体育祭が終わり、2年A組は総合成績で準優勝となった。
生徒達は喜びの笑顔で歓声を上げた。

「みんな、お疲れ。よく頑張ったな。」

三沢先生が生徒達を見渡し、拍手を送る。

「頑張ったのは、三沢先生じゃないの?」
「三沢先生と青木先生、お似合いじゃん!」

生徒達がはやし立てる。

「いいからお前ら、さっさとグラウンドへ戻れ。
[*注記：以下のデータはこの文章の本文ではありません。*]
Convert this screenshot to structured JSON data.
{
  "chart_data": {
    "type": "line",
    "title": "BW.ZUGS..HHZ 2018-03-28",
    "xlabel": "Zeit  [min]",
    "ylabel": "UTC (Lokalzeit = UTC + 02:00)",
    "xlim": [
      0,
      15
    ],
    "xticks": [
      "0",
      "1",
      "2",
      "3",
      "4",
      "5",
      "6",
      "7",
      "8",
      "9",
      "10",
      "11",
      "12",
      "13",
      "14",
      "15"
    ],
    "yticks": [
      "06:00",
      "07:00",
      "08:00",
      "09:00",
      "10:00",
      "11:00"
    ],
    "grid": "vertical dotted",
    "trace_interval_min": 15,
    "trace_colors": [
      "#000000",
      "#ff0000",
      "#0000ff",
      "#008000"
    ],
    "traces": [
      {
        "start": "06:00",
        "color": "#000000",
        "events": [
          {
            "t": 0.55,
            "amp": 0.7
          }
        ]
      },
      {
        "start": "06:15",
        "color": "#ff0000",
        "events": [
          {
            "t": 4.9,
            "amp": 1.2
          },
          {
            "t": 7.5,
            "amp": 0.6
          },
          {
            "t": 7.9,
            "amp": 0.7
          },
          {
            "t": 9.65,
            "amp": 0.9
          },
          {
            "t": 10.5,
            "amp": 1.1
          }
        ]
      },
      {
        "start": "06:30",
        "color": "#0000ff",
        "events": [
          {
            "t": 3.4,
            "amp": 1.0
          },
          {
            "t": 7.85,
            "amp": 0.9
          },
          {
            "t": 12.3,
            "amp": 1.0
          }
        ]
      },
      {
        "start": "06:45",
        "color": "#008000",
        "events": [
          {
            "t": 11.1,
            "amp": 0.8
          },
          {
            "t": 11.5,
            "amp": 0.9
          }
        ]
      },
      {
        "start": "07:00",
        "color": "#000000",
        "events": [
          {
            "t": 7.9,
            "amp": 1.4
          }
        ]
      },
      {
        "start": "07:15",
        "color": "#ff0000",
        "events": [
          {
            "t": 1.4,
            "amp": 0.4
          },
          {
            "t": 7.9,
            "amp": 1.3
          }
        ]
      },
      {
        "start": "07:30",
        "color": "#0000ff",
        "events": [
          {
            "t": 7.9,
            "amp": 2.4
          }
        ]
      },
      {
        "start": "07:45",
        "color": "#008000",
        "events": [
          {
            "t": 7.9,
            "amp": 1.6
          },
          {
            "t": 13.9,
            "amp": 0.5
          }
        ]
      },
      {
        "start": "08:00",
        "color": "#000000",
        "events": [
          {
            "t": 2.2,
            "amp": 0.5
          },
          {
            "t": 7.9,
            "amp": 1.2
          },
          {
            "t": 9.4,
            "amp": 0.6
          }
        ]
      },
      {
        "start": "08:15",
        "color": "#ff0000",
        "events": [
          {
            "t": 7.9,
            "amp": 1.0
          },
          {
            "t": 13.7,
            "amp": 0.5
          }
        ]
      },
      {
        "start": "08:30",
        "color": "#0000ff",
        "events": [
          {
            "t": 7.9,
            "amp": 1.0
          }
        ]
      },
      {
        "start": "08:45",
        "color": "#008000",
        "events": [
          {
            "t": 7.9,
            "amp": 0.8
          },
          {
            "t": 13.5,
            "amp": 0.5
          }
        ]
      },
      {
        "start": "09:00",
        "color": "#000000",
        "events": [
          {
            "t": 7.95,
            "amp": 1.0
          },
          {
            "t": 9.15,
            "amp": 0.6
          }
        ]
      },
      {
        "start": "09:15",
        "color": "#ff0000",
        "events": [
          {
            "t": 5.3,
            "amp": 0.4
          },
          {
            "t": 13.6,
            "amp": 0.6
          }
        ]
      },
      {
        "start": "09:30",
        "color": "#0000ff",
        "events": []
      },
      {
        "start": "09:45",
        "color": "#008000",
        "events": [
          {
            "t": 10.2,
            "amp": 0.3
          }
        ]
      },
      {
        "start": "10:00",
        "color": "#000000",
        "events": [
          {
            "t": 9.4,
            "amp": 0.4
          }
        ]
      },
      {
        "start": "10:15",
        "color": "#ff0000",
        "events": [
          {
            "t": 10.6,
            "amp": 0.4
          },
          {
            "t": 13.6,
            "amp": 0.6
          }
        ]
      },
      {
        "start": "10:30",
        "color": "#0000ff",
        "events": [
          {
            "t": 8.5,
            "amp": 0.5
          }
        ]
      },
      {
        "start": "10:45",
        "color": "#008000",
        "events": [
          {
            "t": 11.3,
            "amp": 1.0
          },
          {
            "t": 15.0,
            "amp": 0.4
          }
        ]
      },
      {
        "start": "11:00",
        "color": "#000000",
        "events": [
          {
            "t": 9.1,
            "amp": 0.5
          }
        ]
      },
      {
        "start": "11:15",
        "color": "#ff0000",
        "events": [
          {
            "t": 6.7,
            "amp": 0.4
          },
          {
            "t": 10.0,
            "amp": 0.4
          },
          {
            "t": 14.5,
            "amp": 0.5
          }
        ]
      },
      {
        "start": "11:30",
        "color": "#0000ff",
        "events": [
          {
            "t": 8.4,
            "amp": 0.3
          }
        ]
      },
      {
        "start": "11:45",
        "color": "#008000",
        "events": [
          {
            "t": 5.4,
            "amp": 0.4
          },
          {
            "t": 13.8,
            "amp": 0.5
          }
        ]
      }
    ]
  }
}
仕事しろよ?」
まんざらでもない表情で、三沢先生が生徒達を指導した。



備品の片付けが始まり、生徒達は担当係の場所へと散っていく。
私も身体を動かしながら、まだ胸のドキドキが止まらずにいた。

三沢先生に助けられたのは、これで何度目だろう。
気がつくと、白いTシャツに黒いジャージ姿の三沢先生を目の端で追ってしまっている。

生徒達がニヤニヤとこちらを見ているのがわかる。
それでも、顔の火照りは隠せなかった。

夕焼けが空をオレンジ色に染め、生徒達は興奮冷めやらぬ様子で片付けに勤しんでいる。

グラウンドで点検をしていると、
離れたところで作業をしている三沢先生と目が合った。

三沢先生が、顎をクイッと体育倉庫の方へ向ける。
呼ばれたのだろうか……?

胸の鼓動を落ち着かせるように深呼吸をし、
借り物競走で使った小物を持って体育倉庫へ向かった。